Die Tsimane etwa leben in einer Umgebung mit hoher parasitärer und bakterieller Infektionslast. Ihr ständiger Kontakt mit Krankheitserregern könnte die Zytokin-Regelkreise so stark verändern, dass typische Inflammaging-Muster gar nicht erst entstehen oder inflammatorische Botenstoffe andere biologische Funktionen übernehmen.
Inflammaging könnte zumindest teilweise ein evolutionsbiologisches Mismatch sein: Das menschliche Immunsystem hat sich über Jahrtausende hinweg in einer Umgebung entwickelt, in der Menschen ständig mit zahlreichen Krankheitserregern Kontakt hatten. Heute sieht die Situation anders aus. In Industrieländern kommen Menschen viel seltener mit Pathogenen in Berührung, ernähren sich anders und bewegen sich meist weniger als zu früheren Zeiten. Dadurch wird eine ursprünglich sinnvolle Anpassung des Immunsystems zum Problem. Seine Reaktionen richten häufiger Schaden an, als dass sie schützen.

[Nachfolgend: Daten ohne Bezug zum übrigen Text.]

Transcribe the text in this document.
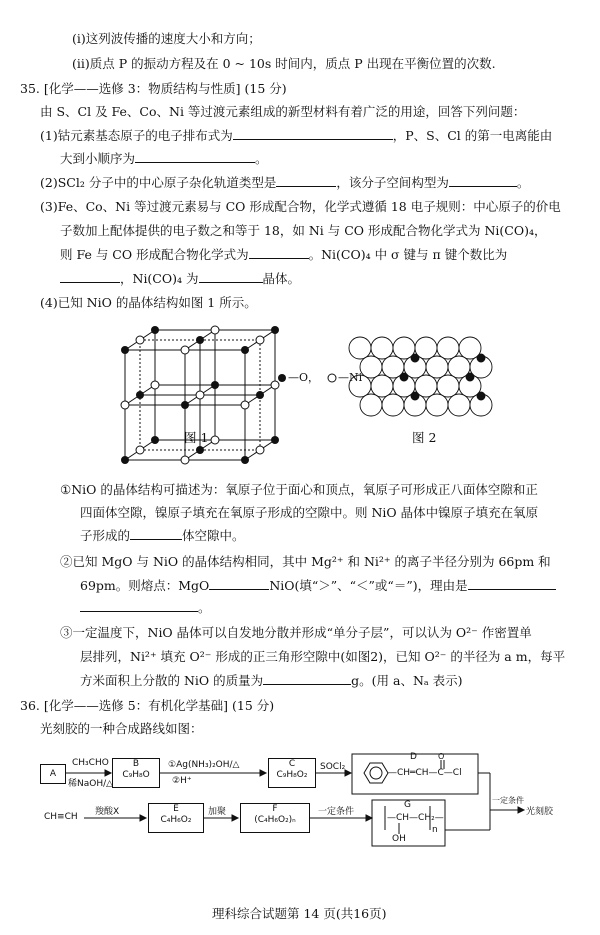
(ⅰ)这列波传播的速度大小和方向；
(ⅱ)质点 P 的振动方程及在 0 ~ 10s 时间内，质点 P 出现在平衡位置的次数.
35. [化学——选修 3：物质结构与性质] (15 分)
由 S、Cl 及 Fe、Co、Ni 等过渡元素组成的新型材料有着广泛的用途，回答下列问题：
(1)钴元素基态原子的电子排布式为	，P、S、Cl 的第一电离能由
大到小顺序为	。
(2)SCl₂ 分子中的中心原子杂化轨道类型是	，该分子空间构型为	。
(3)Fe、Co、Ni 等过渡元素易与 CO 形成配合物，化学式遵循 18 电子规则：中心原子的价电
子数加上配体提供的电子数之和等于 18，如 Ni 与 CO 形成配合物化学式为 Ni(CO)₄，
则 Fe 与 CO 形成配合物化学式为	。Ni(CO)₄ 中 σ 键与 π 键个数比为
，Ni(CO)₄ 为	晶体。
(4)已知 NiO 的晶体结构如图 1 所示。
图 1
—O， —Ni
图 2
①NiO 的晶体结构可描述为：氧原子位于面心和顶点，氧原子可形成正八面体空隙和正
四面体空隙，镍原子填充在氧原子形成的空隙中。则 NiO 晶体中镍原子填充在氧原
子形成的	体空隙中。
②已知 MgO 与 NiO 的晶体结构相同，其中 Mg²⁺ 和 Ni²⁺ 的离子半径分别为 66pm 和
69pm。则熔点：MgO	NiO(填“＞”、“＜”或“＝”)，理由是
。
③一定温度下，NiO 晶体可以自发地分散并形成“单分子层”，可以认为 O²⁻ 作密置单
层排列，Ni²⁺ 填充 O²⁻ 形成的正三角形空隙中(如图2)，已知 O²⁻ 的半径为 a m，每平
方米面积上分散的 NiO 的质量为	g。(用 a、Nₐ 表示)
36. [化学——选修 5：有机化学基础] (15 分)
光刻胶的一种合成路线如图：
A
CH₃CHO
稀NaOH/△
B
C₉H₈O
①Ag(NH₃)₂OH/△
②H⁺
C
C₉H₈O₂
SOCl₂
D	O
—CH═CH—C—Cl
一定条件
光刻胶
CH≡CH 羧酸X	E
C₄H₆O₂
加聚	F
(C₄H₆O₂)ₙ
一定条件
G
—CH—CH₂—
OH
n
理科综合试题第 14 页(共16页)
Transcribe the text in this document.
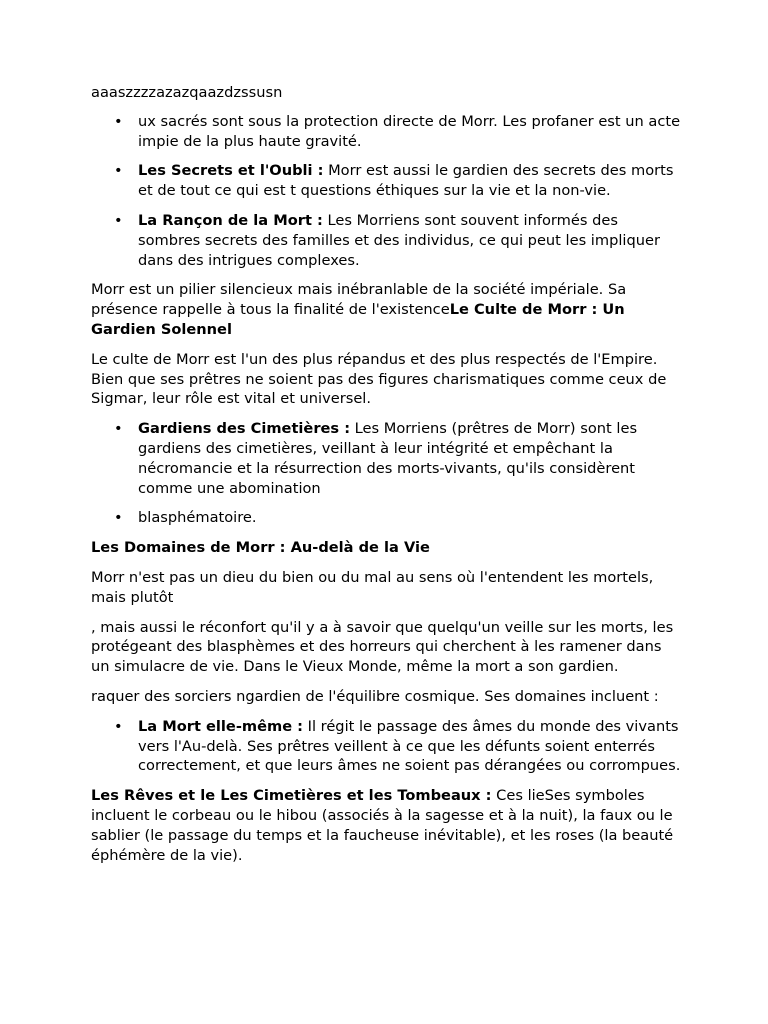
aaaszzzzazazqaazdzssusn

• ux sacrés sont sous la protection directe de Morr. Les profaner est un acte impie de la plus haute gravité.
• Les Secrets et l'Oubli : Morr est aussi le gardien des secrets des morts et de tout ce qui est t questions éthiques sur la vie et la non-vie.
• La Rançon de la Mort : Les Morriens sont souvent informés des sombres secrets des familles et des individus, ce qui peut les impliquer dans des intrigues complexes.

Morr est un pilier silencieux mais inébranlable de la société impériale. Sa présence rappelle à tous la finalité de l'existenceLe Culte de Morr : Un Gardien Solennel

Le culte de Morr est l'un des plus répandus et des plus respectés de l'Empire. Bien que ses prêtres ne soient pas des figures charismatiques comme ceux de Sigmar, leur rôle est vital et universel.

• Gardiens des Cimetières : Les Morriens (prêtres de Morr) sont les gardiens des cimetières, veillant à leur intégrité et empêchant la nécromancie et la résurrection des morts-vivants, qu'ils considèrent comme une abomination
• blasphématoire.

Les Domaines de Morr : Au-delà de la Vie

Morr n'est pas un dieu du bien ou du mal au sens où l'entendent les mortels, mais plutôt

, mais aussi le réconfort qu'il y a à savoir que quelqu'un veille sur les morts, les protégeant des blasphèmes et des horreurs qui cherchent à les ramener dans un simulacre de vie. Dans le Vieux Monde, même la mort a son gardien.

raquer des sorciers ngardien de l'équilibre cosmique. Ses domaines incluent :

• La Mort elle-même : Il régit le passage des âmes du monde des vivants vers l'Au-delà. Ses prêtres veillent à ce que les défunts soient enterrés correctement, et que leurs âmes ne soient pas dérangées ou corrompues.

Les Rêves et le Les Cimetières et les Tombeaux : Ces lieSes symboles incluent le corbeau ou le hibou (associés à la sagesse et à la nuit), la faux ou le sablier (le passage du temps et la faucheuse inévitable), et les roses (la beauté éphémère de la vie).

Chronische, niedriggradige Entzündungen steigern das Risiko für viele altersbedingte Krankheiten. In nicht-industriellen Gesellschaften hingegen stimuliert der ständige Kontakt mit Erregern das Immunsystem weiterhin. Dort erfüllen Entzündungsprozesse vermutlich wichtige Schutzfunktionen, ohne automatisch zu Erkrankungen im Alter zu führen. Wohlgemerkt: Es handelt sich um Hypothesen; Pathomechanismen waren nicht Teil des Studiendesigns.

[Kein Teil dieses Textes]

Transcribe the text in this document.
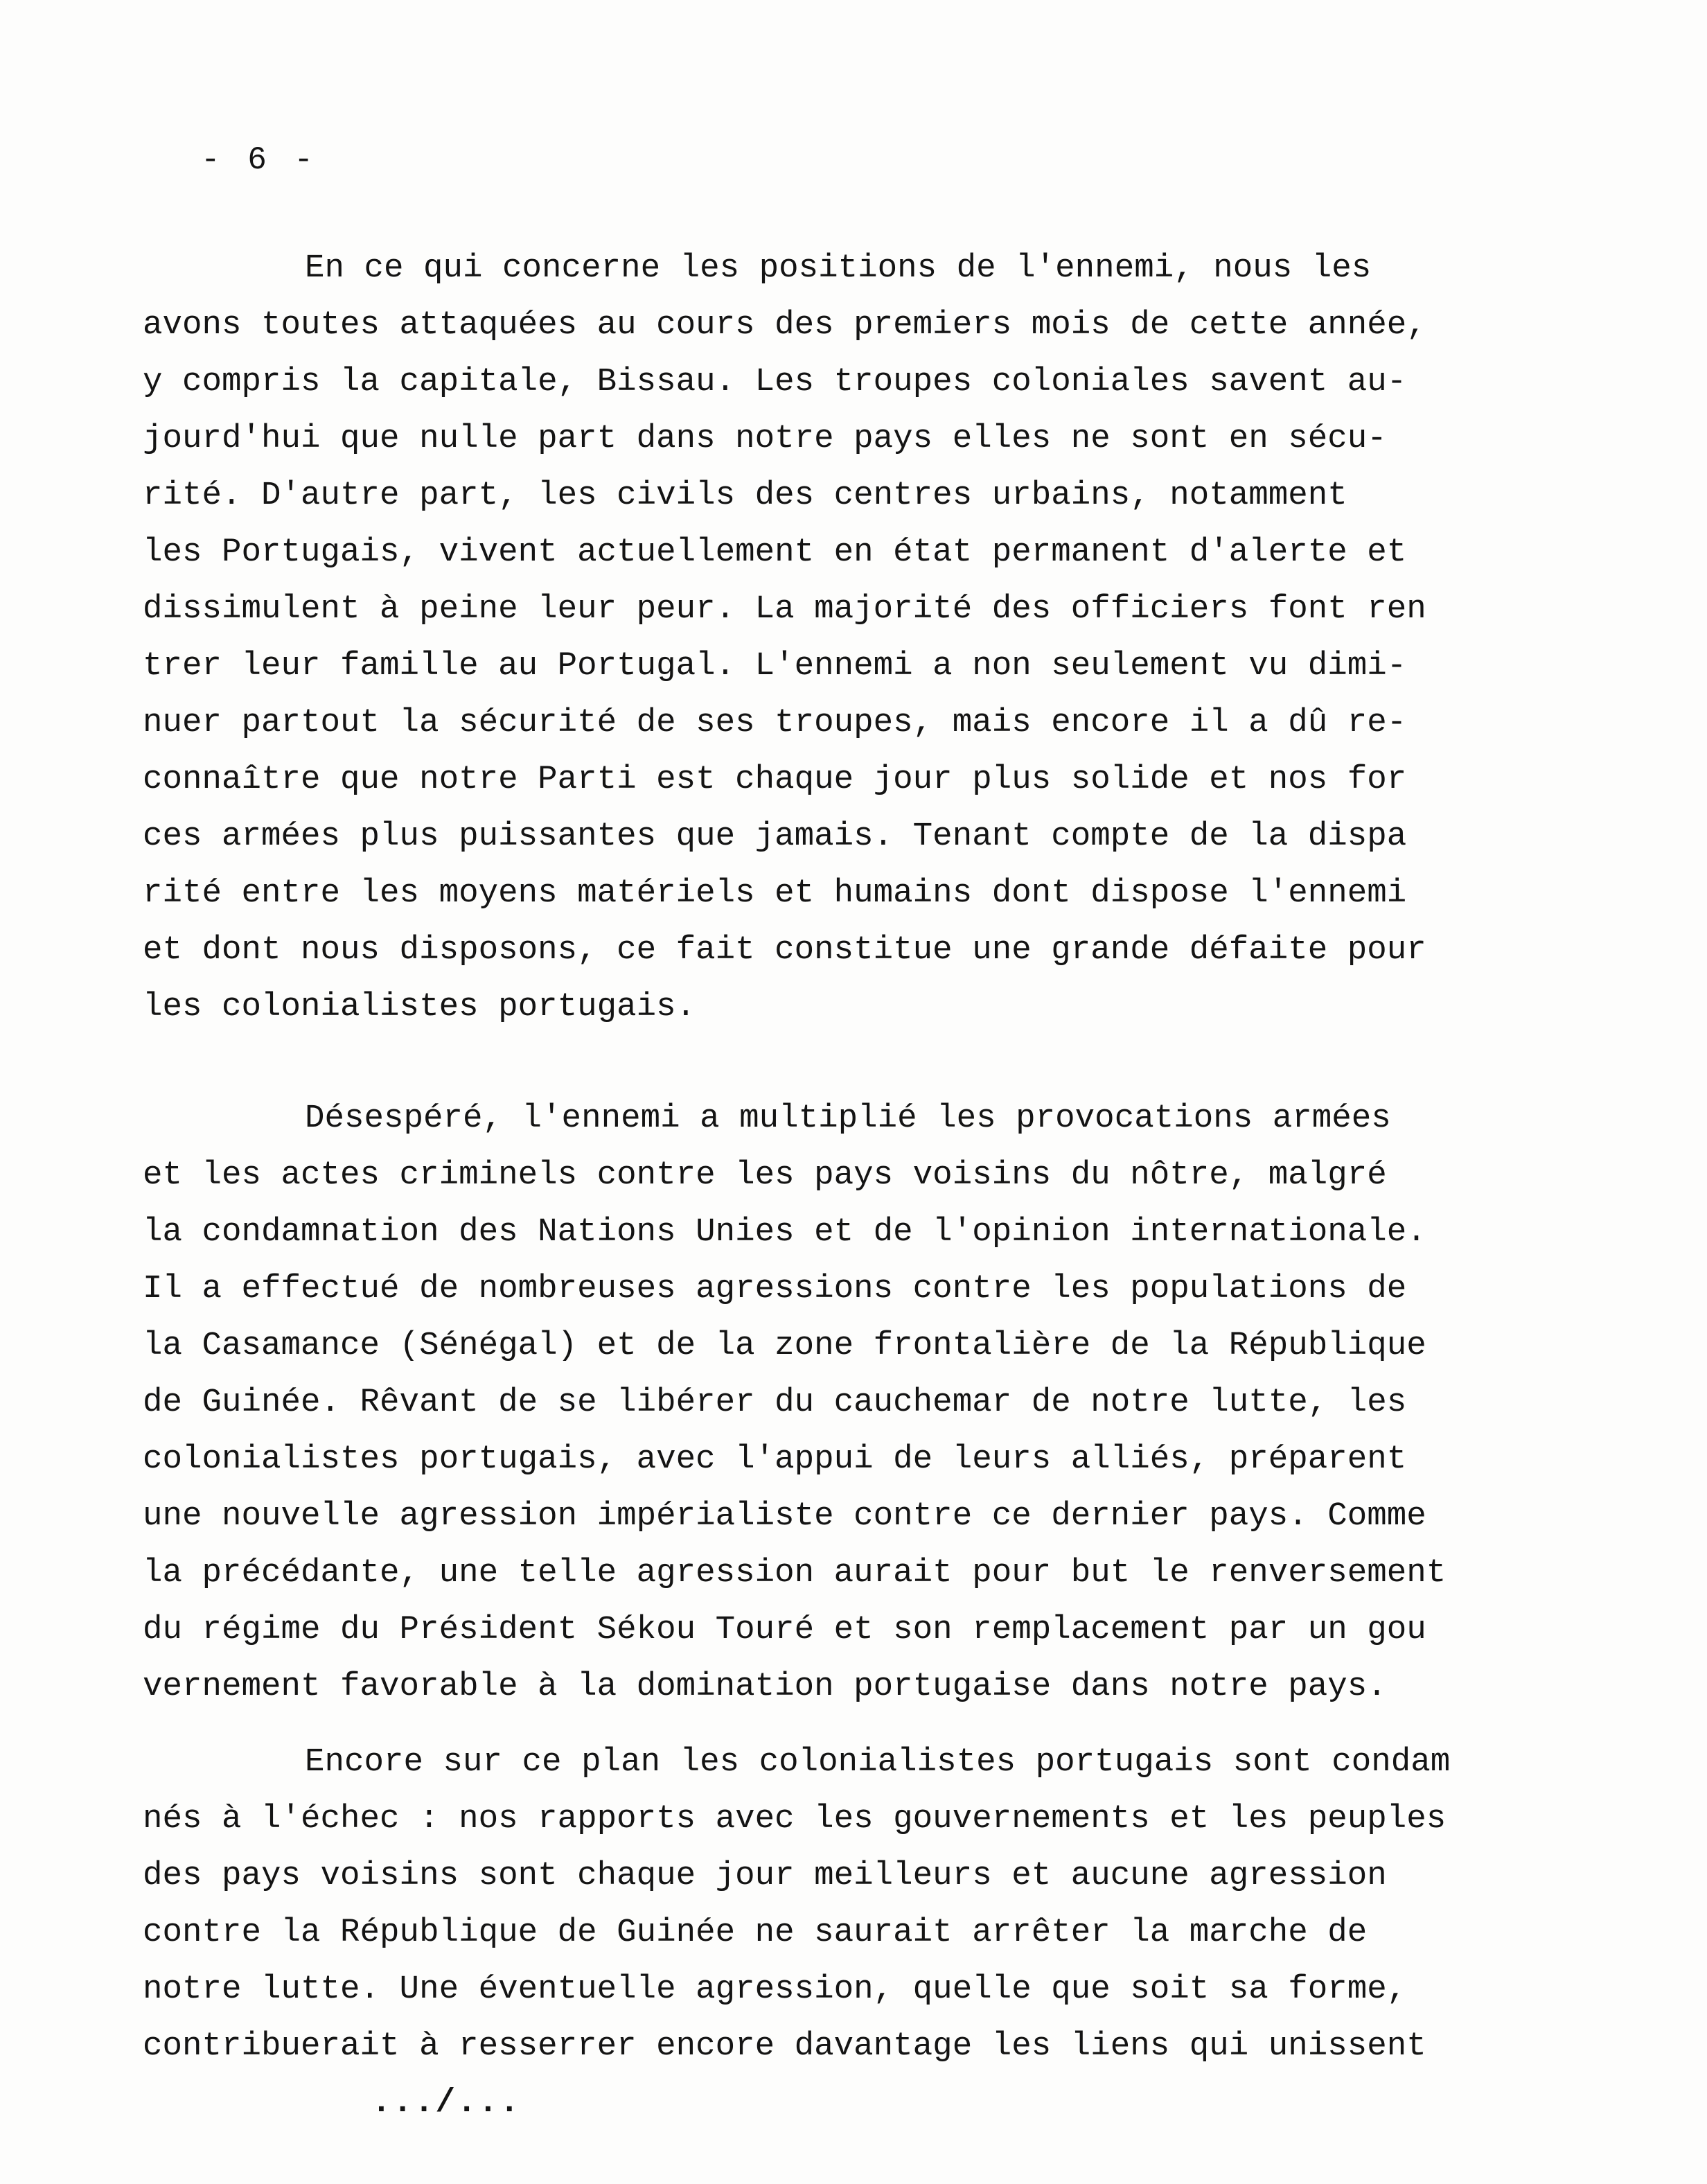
- 6 -
En ce qui concerne les positions de l'ennemi, nous les
avons toutes attaquées au cours des premiers mois de cette année,
y compris la capitale, Bissau. Les troupes coloniales savent au-
jourd'hui que nulle part dans notre pays elles ne sont en sécu-
rité. D'autre part, les civils des centres urbains, notamment
les Portugais, vivent actuellement en état permanent d'alerte et
dissimulent à peine leur peur. La majorité des officiers font ren
trer leur famille au Portugal. L'ennemi a non seulement vu dimi-
nuer partout la sécurité de ses troupes, mais encore il a dû re-
connaître que notre Parti est chaque jour plus solide et nos for
ces armées plus puissantes que jamais. Tenant compte de la dispa
rité entre les moyens matériels et humains dont dispose l'ennemi
et dont nous disposons, ce fait constitue une grande défaite pour
les colonialistes portugais.
Désespéré, l'ennemi a multiplié les provocations armées
et les actes criminels contre les pays voisins du nôtre, malgré
la condamnation des Nations Unies et de l'opinion internationale.
Il a effectué de nombreuses agressions contre les populations de
la Casamance (Sénégal) et de la zone frontalière de la République
de Guinée. Rêvant de se libérer du cauchemar de notre lutte, les
colonialistes portugais, avec l'appui de leurs alliés, préparent
une nouvelle agression impérialiste contre ce dernier pays. Comme
la précédante, une telle agression aurait pour but le renversement
du régime du Président Sékou Touré et son remplacement par un gou
vernement favorable à la domination portugaise dans notre pays.
Encore sur ce plan les colonialistes portugais sont condam
nés à l'échec : nos rapports avec les gouvernements et les peuples
des pays voisins sont chaque jour meilleurs et aucune agression
contre la République de Guinée ne saurait arrêter la marche de
notre lutte. Une éventuelle agression, quelle que soit sa forme,
contribuerait à resserrer encore davantage les liens qui unissent
.../...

So oder so stellen Wissenschaftler mit ihrer Arbeit ein zentrales Konzept der Altersforschung infrage, ohne es völlig zu verwerfen. Inflammaging kann durchaus ein relevanter Prädiktor für altersassoziierte Krankheiten sein, wenn auch nicht immer. „Die Ergebnisse zeigen, dass die Aussagekraft vieler Biomarker, die spezifische physiologische Prozesse abbilden, nicht universell ist“, erklärt Deelen. „Wir müssen daher genau prüfen, in welchen Populationen solche Marker tatsächlich nützliche Informationen liefern.“
Das Fazit der Studie: Altern ist damit kein einheitlicher biologischer Prozess. Vielmehr entsteht es aus einem komplexen Zusammenspiel genetischer Grundlagen, Umweltbedingungen und individueller Lebensweise.
Quelle
Maximilien Franck et al.: Nonuniversality of inflammaging across human populations. Nat Aging, 2025. doi: 10.1038/s43587-025-00888-0.